12 March 2010

Lateralist Legends

I recently noticed that a Western Australian football legend has officially been given the status of "legend" by the Western Australian Football League. I wonder if he gets a certificate? Or special parking privileges? Free tickets to the footy? To the symphony? Half-price Carlton Mid(dle Age) for life? The mind boggles as how to properly recognise one so great. And not just great; officially great.

You know, I think these blokes down at kick-to-kick HQ are lateralists without actually realising it. I mean, I have several mates whom I'd consider to be good blokes. It it weren't for these sobriquet-ascribing trailblazers, it'd never have occurred to me to actually form some sort of club, and present them with a certificate that officially identified them as "good blokes". I'd just have assumed that those who knew them would know this already, and those who didn't know them would simply (and respecftully) not care whether they were good blokes or not.

All organisations seek to enshrine their importance by means of an internal hierarchy. Join a club, climb the ladder. Whether one is President of a nation of President of a chess club, the principle is the same. The use of epithets like "legend" are just a little more nebulous in their status, in that it's never made precisely clear what is required to achieve this status.

I wonder what comes after "legend". "Mythical Being" is a possibility. But I'm more interested in the other end of the spectrum. The conduct of a certain high profile Brisbane Lions recruit - and his rather puerile application of rudimentary IT skills leads me to propose that as well as having ranking categories to which all AFL players - in lieu of a self-directed sense of achievement - would do well to aspire, there probably ought to be labels for the lesser lights, whose conducts and achievements threaten to lead ordinary citizens to question whether or not it was in fact an evolutionary anomaly that enabled them and their ancestors to develop the ability to walk upright.

The rank of "pillock" seems highly appropriate for our little friend at Brisbane. Other useful groupings might include: thug, criminal, misogynist, lunch-cutter, prat, twat, goon, and mug. There could be sub-categories for whingers, malingerers, taggers, scraggers and Dockers.

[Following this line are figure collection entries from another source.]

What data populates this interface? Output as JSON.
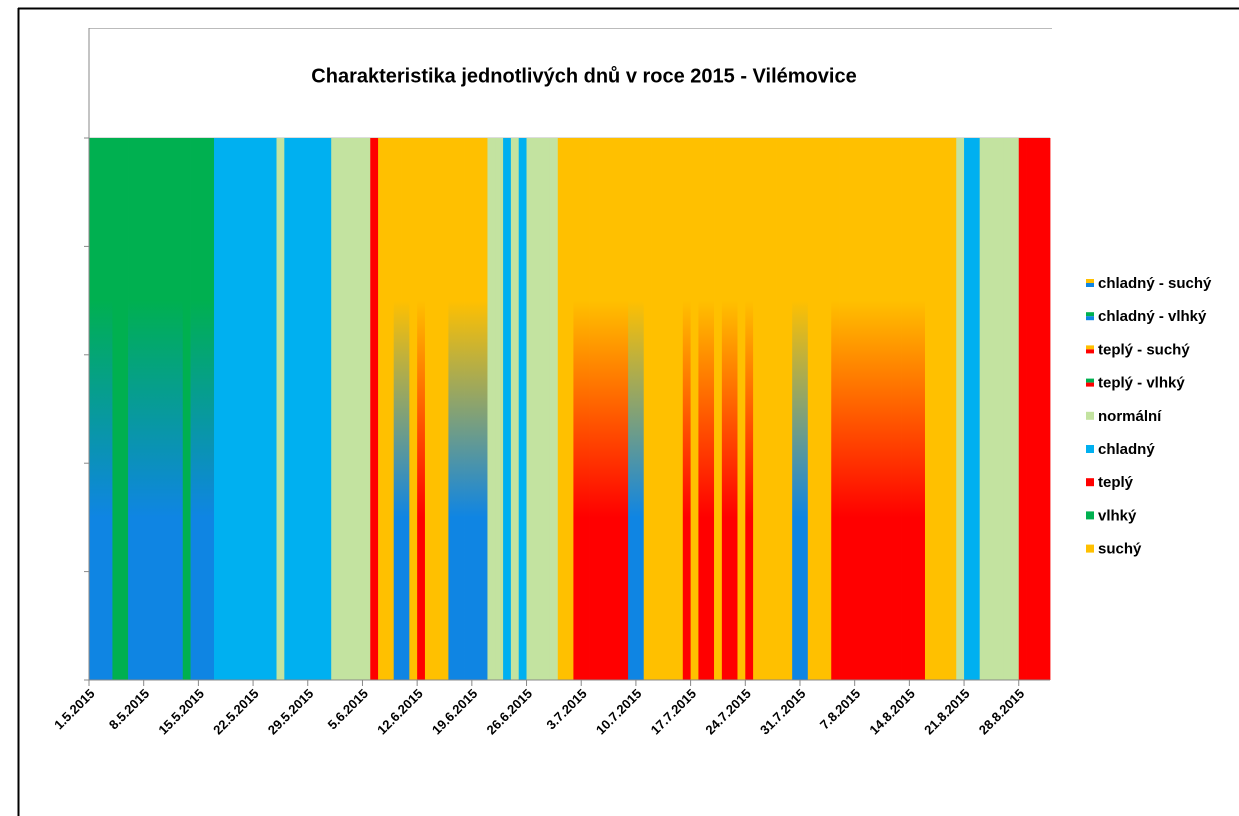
{
  "chart_data": {
    "type": "day_classes",
    "title": "Charakteristika jednotlivých dnů v roce 2015 - Vilémovice",
    "categories": [
      "1.5.2015",
      null,
      null,
      null,
      null,
      null,
      null,
      "8.5.2015",
      null,
      null,
      null,
      null,
      null,
      null,
      "15.5.2015",
      null,
      null,
      null,
      null,
      null,
      null,
      "22.5.2015",
      null,
      null,
      null,
      null,
      null,
      null,
      "29.5.2015",
      null,
      null,
      null,
      null,
      null,
      null,
      "5.6.2015",
      null,
      null,
      null,
      null,
      null,
      null,
      "12.6.2015",
      null,
      null,
      null,
      null,
      null,
      null,
      "19.6.2015",
      null,
      null,
      null,
      null,
      null,
      null,
      "26.6.2015",
      null,
      null,
      null,
      null,
      null,
      null,
      "3.7.2015",
      null,
      null,
      null,
      null,
      null,
      null,
      "10.7.2015",
      null,
      null,
      null,
      null,
      null,
      null,
      "17.7.2015",
      null,
      null,
      null,
      null,
      null,
      null,
      "24.7.2015",
      null,
      null,
      null,
      null,
      null,
      null,
      "31.7.2015",
      null,
      null,
      null,
      null,
      null,
      null,
      "7.8.2015",
      null,
      null,
      null,
      null,
      null,
      null,
      "14.8.2015",
      null,
      null,
      null,
      null,
      null,
      null,
      "21.8.2015",
      null,
      null,
      null,
      null,
      null,
      null,
      "28.8.2015",
      null,
      null,
      null
    ],
    "day_class": [
      1,
      1,
      1,
      7,
      7,
      1,
      1,
      1,
      1,
      1,
      1,
      1,
      7,
      1,
      1,
      1,
      5,
      5,
      5,
      5,
      5,
      5,
      5,
      5,
      4,
      5,
      5,
      5,
      5,
      5,
      5,
      4,
      4,
      4,
      4,
      4,
      6,
      8,
      8,
      0,
      0,
      8,
      2,
      8,
      8,
      8,
      0,
      0,
      0,
      0,
      0,
      4,
      4,
      5,
      4,
      5,
      4,
      4,
      4,
      4,
      8,
      8,
      2,
      2,
      2,
      2,
      2,
      2,
      2,
      0,
      0,
      8,
      8,
      8,
      8,
      8,
      2,
      8,
      2,
      2,
      8,
      2,
      2,
      8,
      2,
      8,
      8,
      8,
      8,
      8,
      0,
      0,
      8,
      8,
      8,
      2,
      2,
      2,
      2,
      2,
      2,
      2,
      2,
      2,
      2,
      2,
      2,
      8,
      8,
      8,
      8,
      4,
      5,
      5,
      4,
      4,
      4,
      4,
      4,
      6,
      6,
      6,
      6
    ],
    "series": [
      {
        "name": "chladný - suchý",
        "colors": [
          "#0f85e3",
          "#ffc000"
        ]
      },
      {
        "name": "chladný - vlhký",
        "colors": [
          "#0f85e3",
          "#00b050"
        ]
      },
      {
        "name": "teplý - suchý",
        "colors": [
          "#ff0000",
          "#ffc000"
        ]
      },
      {
        "name": "teplý - vlhký",
        "colors": [
          "#ff0000",
          "#00b050"
        ]
      },
      {
        "name": "normální",
        "colors": [
          "#c3e3a0"
        ]
      },
      {
        "name": "chladný",
        "colors": [
          "#00b0f0"
        ]
      },
      {
        "name": "teplý",
        "colors": [
          "#ff0000"
        ]
      },
      {
        "name": "vlhký",
        "colors": [
          "#00b050"
        ]
      },
      {
        "name": "suchý",
        "colors": [
          "#ffc000"
        ]
      }
    ],
    "ylim": [
      0,
      5
    ],
    "yticks": [
      0,
      1,
      2,
      3,
      4,
      5
    ]
  }
}
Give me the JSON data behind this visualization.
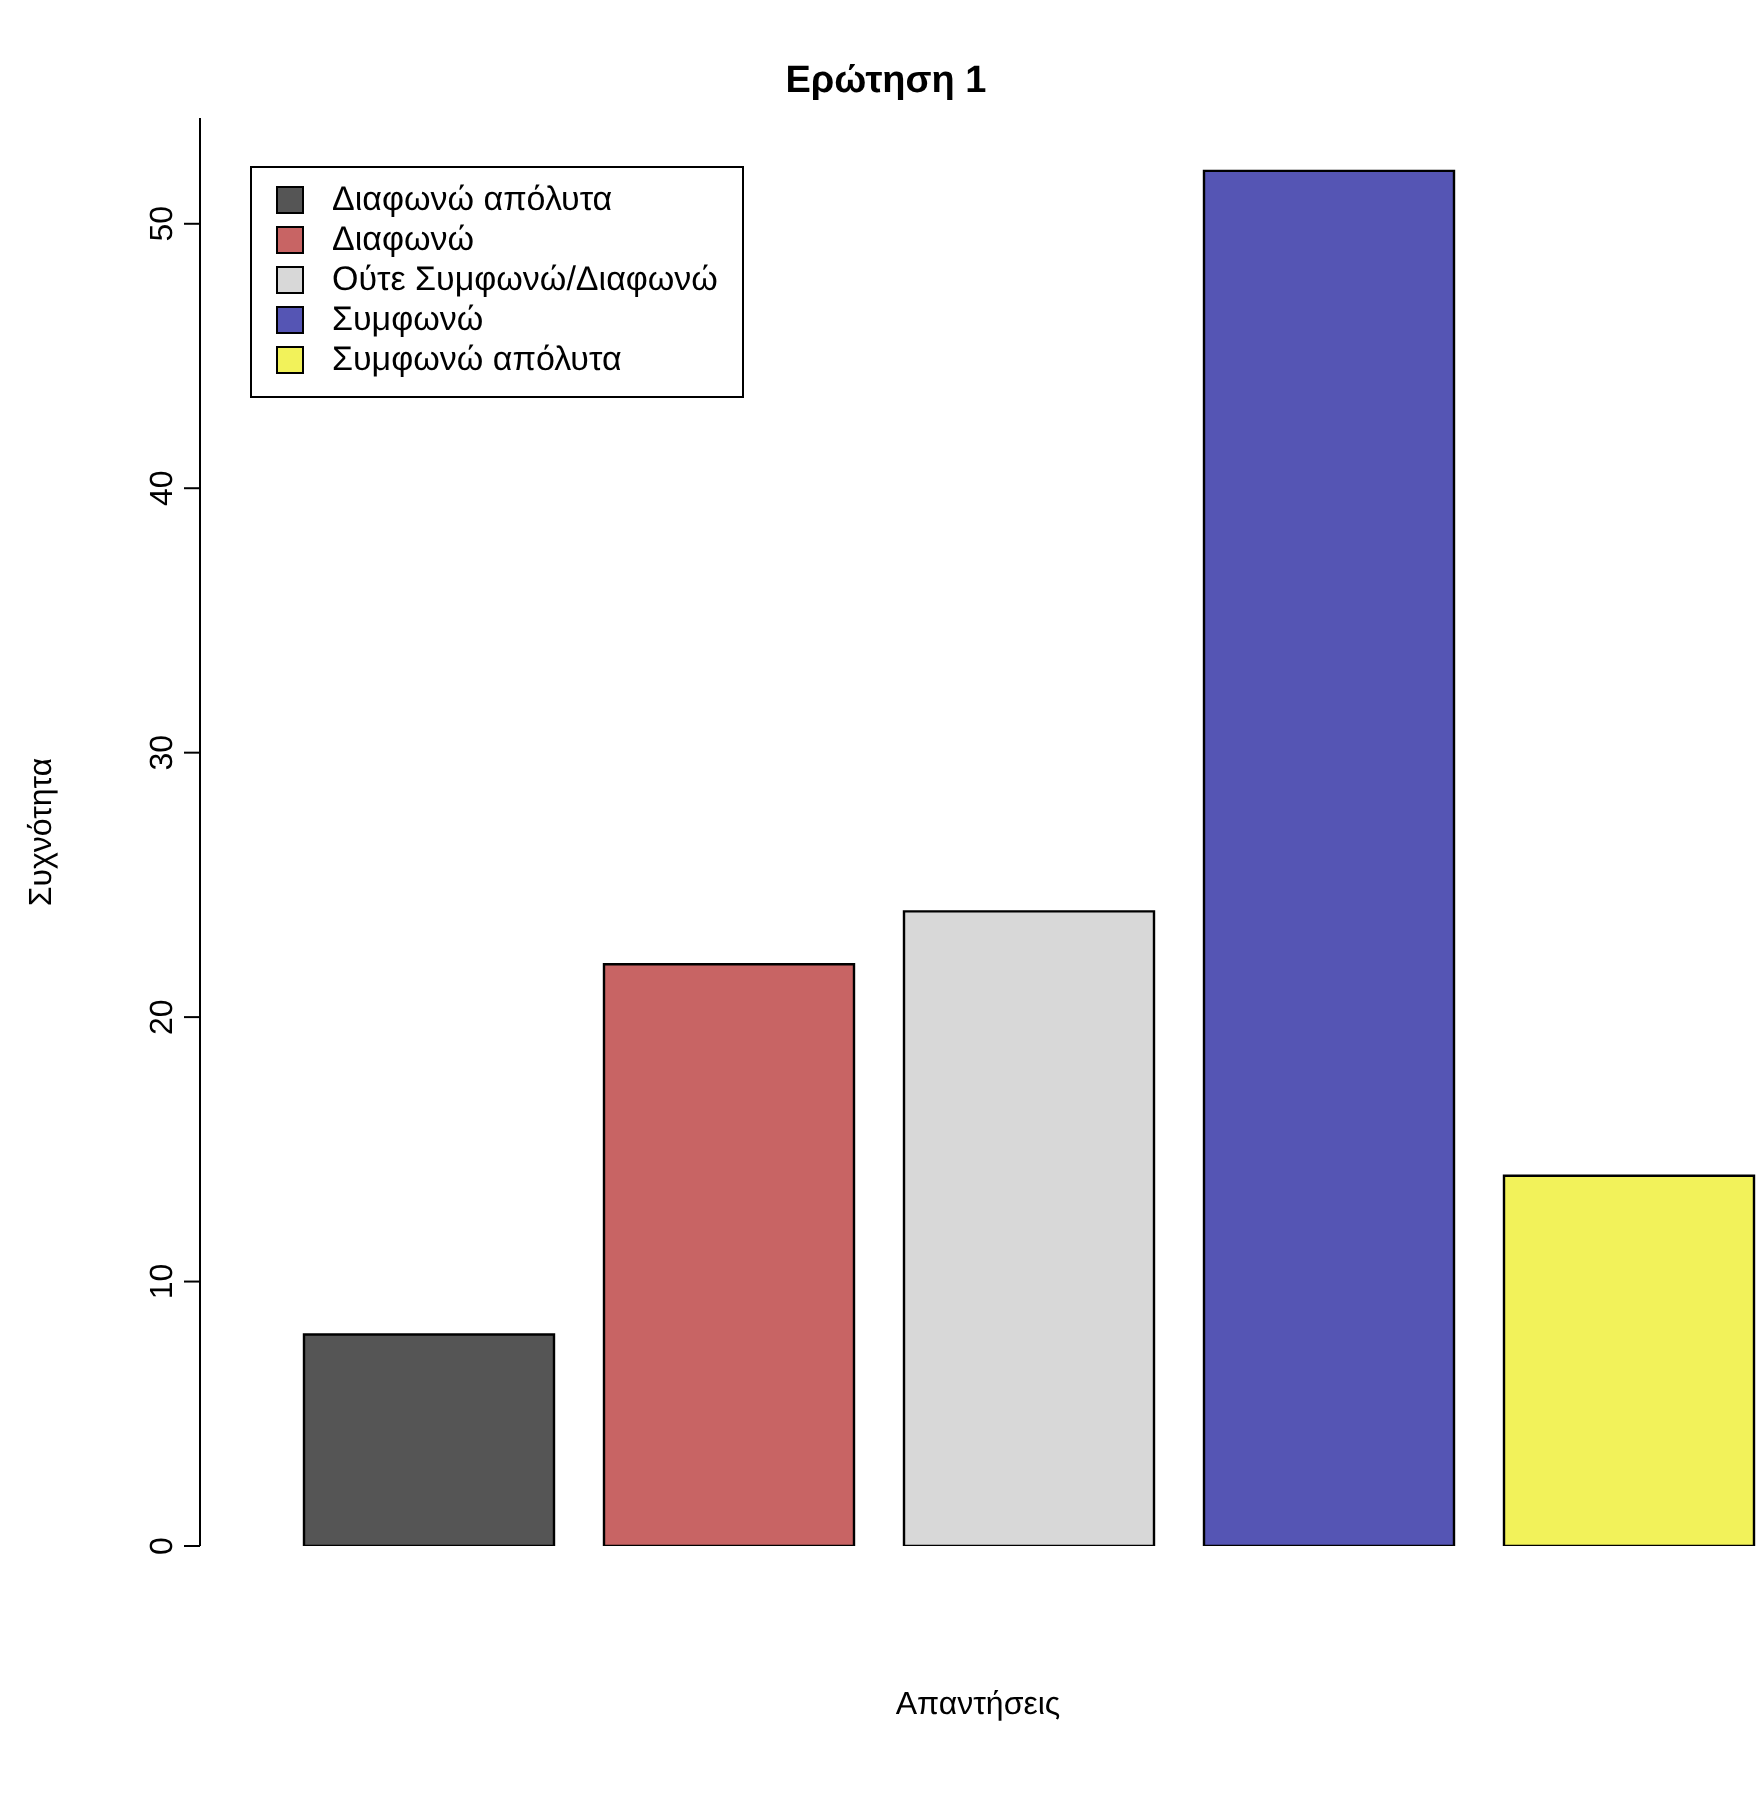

And I'd like to see these categories established and awarded long before players reach retirement age. Players ought to receive their little commendations (or discommendations) in the form of little ribbons, that can be hung from guernseys during games. It'd be like a cross between an ANZAC march and a primary school athletics carnival. Given the rather flatulent need for self-celebration that seem to drive this sporting need for public self-congratulation, as well as the need to elevate the pain of surviving a high tackle to something akin to trench warfare, I think the analogy is well measured.

I'm sure many who achieve the status of "legend" deserve it. On footballing achievements alone, Garry Ablett Snr is most assured of a place. It's just that he deserves a few of the other, more egregious awards as well. If this is a bit too lateral for the rule-monkeys down at AFL headquarters, then perhaps we can do away entirely with this incessant need to deify our more adroit citizens.

I have one exception: John Worsfold needs to receive an Order of Australia for his shirt-front on Dermott Brereton all those years ago. I'd nominate him for the post of Inaugural Australian President, but unfortunately, Dermott was able to get back up. Alas.